Prologo

“Posso chiederti una cosa un po’ personale?”
“Certo. Spara”.

Dopo aver dato una rapida occhiata al disegno, la ragazza indicò il simbolo della Luna nella parte sinistra del foglio: da questa piccola falce si dipartivano una serie di linee rosse, sia verso il basso sia verso la parte destra dello scarabocchio. “La luna”, disse la ragazza. “Già… la luna”, risposi io, con un sorrisetto un po’ scettico che oggi definirei di ironia difensiva. Come avrei capito in seguito, quando sarei diventato più o meno esperto nella lettura del tema, a destare l’interesse della profetessa erano stati due aspetti significativi. Il primo era, appunto, la posizione della Luna, in prima casa e nel segno della Vergine; il secondo era la quadratura ravvicinata, quasi secca (due gradi di scarto) con Urano e l’opposizione di questa quadratura a Venere e a Mercurio. Una Luna – come qualche anno dopo mi avrebbe detto un noto astrologo, con inusuale delicatezza – massacrata. Lo so: se in questo momento fossimo seduti al tavolo di un bar, come lo sono io adesso, mi guardereste più o meno nel modo in cui, quella sera, perscrutai la mia interlocutrice.
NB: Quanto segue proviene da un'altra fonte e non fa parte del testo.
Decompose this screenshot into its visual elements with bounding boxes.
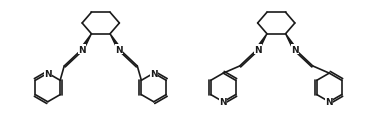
Text: N: N (78, 45, 86, 54)
Polygon shape (110, 34, 121, 51)
Text: N: N (325, 97, 333, 106)
Text: N: N (150, 69, 158, 78)
Polygon shape (285, 34, 296, 51)
Text: N: N (44, 69, 52, 78)
Polygon shape (256, 34, 267, 51)
Text: N: N (219, 97, 227, 106)
Polygon shape (81, 34, 92, 51)
Text: N: N (291, 45, 299, 54)
Text: N: N (254, 45, 261, 54)
Text: N: N (116, 45, 123, 54)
A farmi questa domanda fu una performer di origine russa, ospite di uno degli coinquilini della casa di San Lorenzo in cui mi ero trasferito da qualche mese. La ragazza, un’artista piuttosto nota nella danza coi cerchi, aveva i capelli neri, la pelle bianchissima e gli occhi vitrei e un po’ spiritati di chi sta per offrirti una rivelazione terribile. Così, in effetti, sarebbe stato. Anche se quella rivelazione non avrebbe riguardato il mio futuro, bensì un evento del mio passato, una di quelle cose che si confidano soltanto ai più intimi, e nessuno fra i presenti alla cena di quella sera poteva fregiarsi del titolo.
Dopo averci mostrato dei video di una sua esibizione, la ragazza parlò di un altro suo interesse personale che riguardava una disciplina, anzi, un “qualcosa” che al mio io di allora suscitava una certa curiosità quanto un’istintiva diffidenza. La ragazza praticava l’astrologia e aveva una certa esperienza nella lettura del tema natale. Il tema… natale? Sì, il tema natale. La carta del cielo al momento della nascita, il risultato delle geometrie astrali in quel giorno, in quel luogo a quell’ora che, come scoprii in quel momento, corrispondeva all’astruso disegno comparso sul display del telefono della ragazza. Il significato del mio destino era – cosa che mi inquietò non poco – racchiuso in uno scarabocchio di simboli indecifrabili.

Urano e la Luna

La Luna quadrata a Urano, dunque. Un conflitto, una distonia che coinvolge la prima casa, quella del nostro primo contatto con il mondo, di quelle peculiarità caratteriali che si mostrano immediatamente e spontaneamente, e la quarta casa, ovvero famiglia, radici, identità e tutto ciò in base a cui possiamo affermare “io sono in quanto appartengo a/mi riconosco in”. Se a livello simbolico la Luna è associata ai meccanismi che regolano la fisiologia del corpo e le cosiddette modalità adattive (ciò che ci permette di adattarci o no all’ambiente esterno), Urano prende il nome dal cielo, anzi dal Cielo con la maiuscola: questo, infatti, è il significato del nome dell’antica divinità greca che, prima dell’avvento delle divinità olimpiche, regnava sull’esistente avvolgendolo in un unico abbraccio insieme alla madre e consorte Gea, la Terra. Divinità superiore in cui tutto era incluso e da cui tutto era escluso, Urano era anche il padre-figlio che impediva ai figli di uscire dal grembo materno, così che nessuno di loro potesse interrompere il piacere inesauribile dell’amplesso con la madre moglie. Nessuno, tranne Crono, il più piccolo, al quale Gea affida il compito di castrare il genitore con una falcetta. La castrazione di Urano segna la nascita del tempo e l’avvio del ciclo delle generazioni.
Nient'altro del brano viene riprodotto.